"Come on, show a little backbone, will ya!"
temple of john said:Pale, why in the world are we drafting defensive players? 99.9999999999 to infinity of leagues just draft a defensive team. Just 2 qb's, 4 rb's, 4 wr's, 2 k's, 2 d/st. Then you start half of those every week and the rest is your bench. This is a simple way to do it. Defensive players just complicate things and it's way to hard to even know what the hell you would get week to week with the exception of guys like Urlacher, Lewis, etc.

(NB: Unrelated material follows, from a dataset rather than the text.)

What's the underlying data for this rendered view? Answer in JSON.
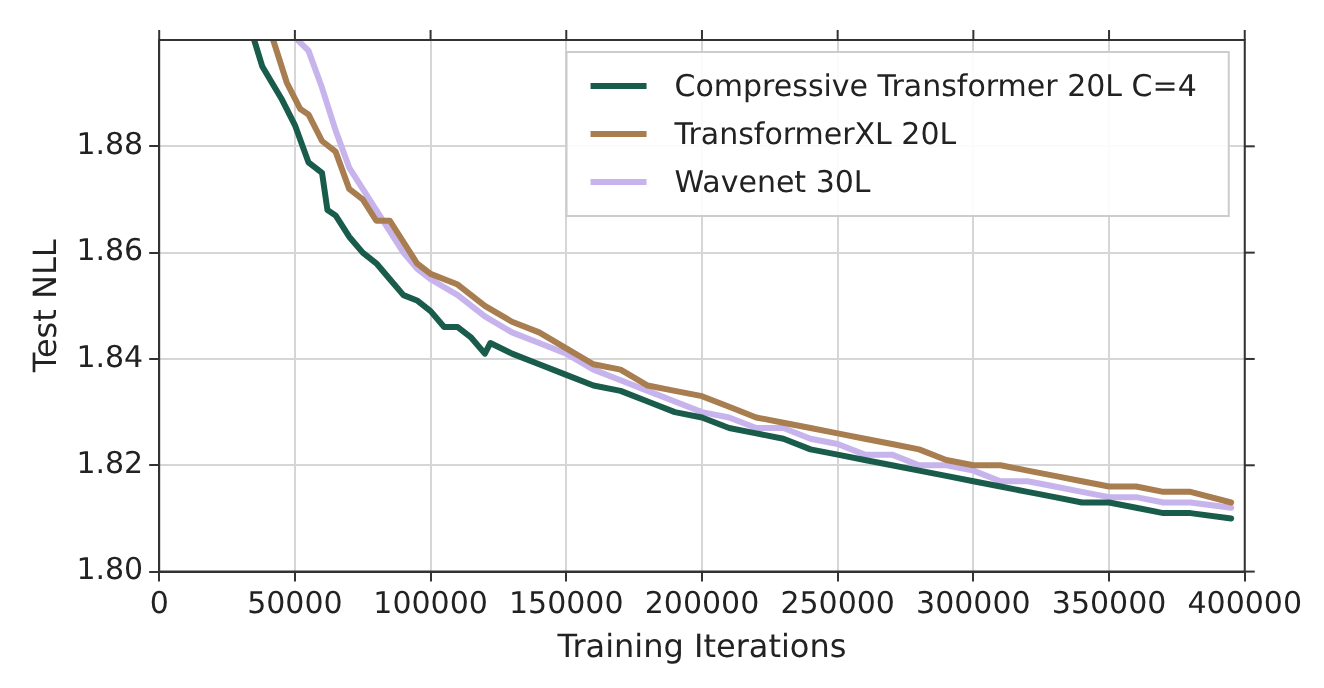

qwerty said:How is this played? Can someone give me directions?
qwerty said:I am in.
How do I pick players?
My team is Wildboars, by the way. It is the name of the american football team from my town. We are actualy no1 in my country. Well, we were last year.
Jules Winnfield: "Vincent, we happy?"
[Vincent Vega stares into glowing case.]
Jules Winnfield (again): "Vincent, we happy?"
Vincent Vega: "Yeah, we happy."
temple of john said:I was able to get on now.
Pale, why are starting so many players each week (2 qb's, etc)?
have you birds seen my team? Oh yeah, LJ's gonna go nuts.
Dude, is everyone as stacked as I am? Jesus. I guess with a 6 team league, this is gonna happen. So who is the poor **** named "Wildboars" who has the unfortunate pleasure of going against the Temple in week 1? It's gonna get ugly.
By the way, what is the prize for the winner here?